Gerhard Pfister, der Präsident der Mitte Partei, geht sogar noch einen Schritt weiter. Er fragt sich ganz grundsätzlich, ob die Fixierung auf die Schuldenbremse sinnvoll ist – und ob nicht der Blick auf die reale Schuldenquote sinnvoller wäre. «Aber ich bin mir völlig bewusst, dass solche Ideen nicht mehrheitsfähig sind. Der Leidensdruck ist noch zu wenig hoch.» 

Support finden diese Politikerinnen und Politiker aus der Mitte und der SVP bei Ökonomen, die nicht die Schuldenbremse an sich, aber ihre konkrete Ausgestaltung schon lange kritisieren. Die meisten Ökonomen würden bei der Bewertung einer Staatsschuld die Schuldenquote anschauen, also das Verhältnis von Staatsschuld und Wirtschaftskraft eines Landes, sagt Marius Brülhart, Wirtschaftsprofessor an der Universität Lausanne. Die Schweizer Schuldenbremse fokussiere dagegen auf den nominalen Schuldenstand. Und obendrauf habe der Gesetzgeber bei der konkreten Ausgestaltung der Schuldenbremse im Gesetz «übersteuert».

Die Parteipraesidenten der SP, Cedric Wermuth, SP-AG, links, und der Mitte, Gerhard Pfister, Mitte-ZG, diskutieren an der Fruehjahrssession der Eidgenoessischen Raete, am Mittwoch, 6. Maerz 2024 im Nationalrat in Bern. (KEYSTONE/Alessandro della Valle)

Es gebe zwar keine allgemeine Regel, wie viel Schulden ein Staat machen dürfe, sagt  Brülhart. «Sicher aber ist: Die Schweiz ist meilenweit weg von einem problematischen Schuldenniveau.» Derzeit beträgt diese Bruttoschuldenquote beim Bund rund 15 Prozent und rund 30 Prozent, wenn man die Schulden von Kantonen und Gemeinden mitzählt. In den Ländern der Eurozone liegt die Schuldenquote durchschnittlich bei über 90 Prozent.

Die FDP bleibt hart

Cédric Wermuth, Co-Präsident der SP Schweiz, beobachtet die rhetorische Bewegung im bürgerlichen Lager interessiert. «Das Bewusstsein, dass wir hier in den nächsten Jahren etwas verändern müssen, ist relativ gross», konstatierte er im Radiointerview. Wermuth selber plädiert für die Option 2, also eine Reform des Kleingedruckten, wie er unlängst in einem Gastbeitrag zusammen mit Nationalrätin Sarah Wyss darlegte. Die beiden möchten die Schuldenbremse derart reformieren, dass die Budgetüberschüsse nicht mehr wie heute automatisch in den Abbau der Schulden fliessen. Eine bisher chancenlose Idee, von Linken vorgebracht. Aber eine Idee, die plötzlich gar nicht mehr so abwegig scheint.

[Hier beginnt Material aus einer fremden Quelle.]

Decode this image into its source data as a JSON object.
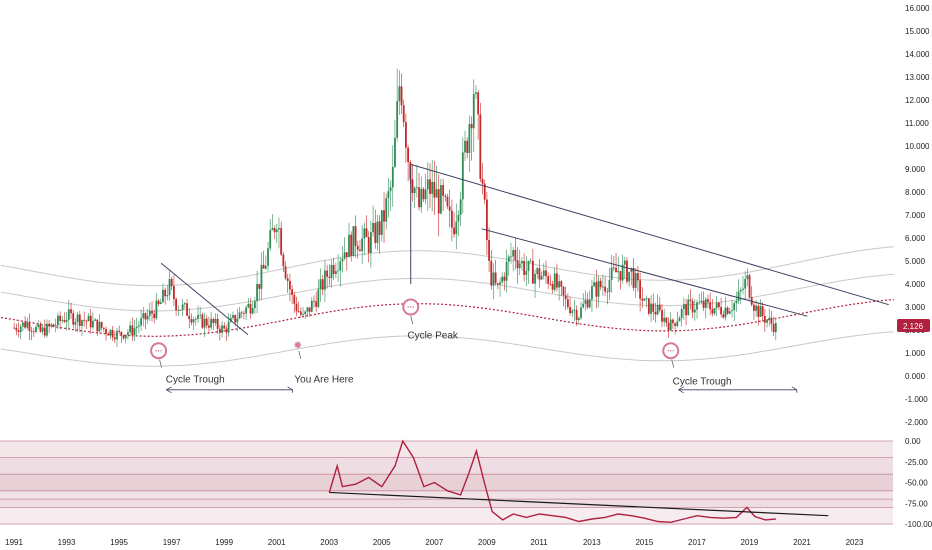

Nur bei der FDP, da bleibt man hart. Finanzministerin Karin Keller-Sutter hat in den letzten Wochen mehrfach betont, dass die Schuldenbremse für sie sakrosankt sei. Und auch ihr Parteipräsident Thierry Burkart weicht kein My von ihr ab. «Sie ist nicht nur identitätsstiftend. Sie garantiert auch den Handlungsspielraum für spätere Generationen und Krisenfälle.» 

Dass die Schuldenbremse Investitionen verhindern kann und die Finanzierung – beispielsweise der Armee – erschwert, davon will Burkart nichts hören. Nach dem Ja zur 13. AHV-Rente habe sich die Situation allerdings noch einmal stark verändert. Darum brauche es Einsparungen an verschiedenen Orten. Nun zieht er ein zusammengefaltetes A4-Blatt mit einer Liste aus der Innentasche seines Vestons. Filmförderung: 43 Millionen Franken. Zustellungsvergünstigungen: 50 Millionen Franken. Und, und, und. «Da hat es noch viele Punkte drauf. Auch Kleinvieh macht Mist!» 

Kein Sparvorschlag ist für Burkart zu gering oder zu abwegig, um die Schuldenbremse zu retten. Die «gute Freundin», sie soll noch etwas bleiben.

In der ersten Version des Artikels war der Name von René Scheu falsch geschrieben. Wir entschuldigen uns für den Fehler!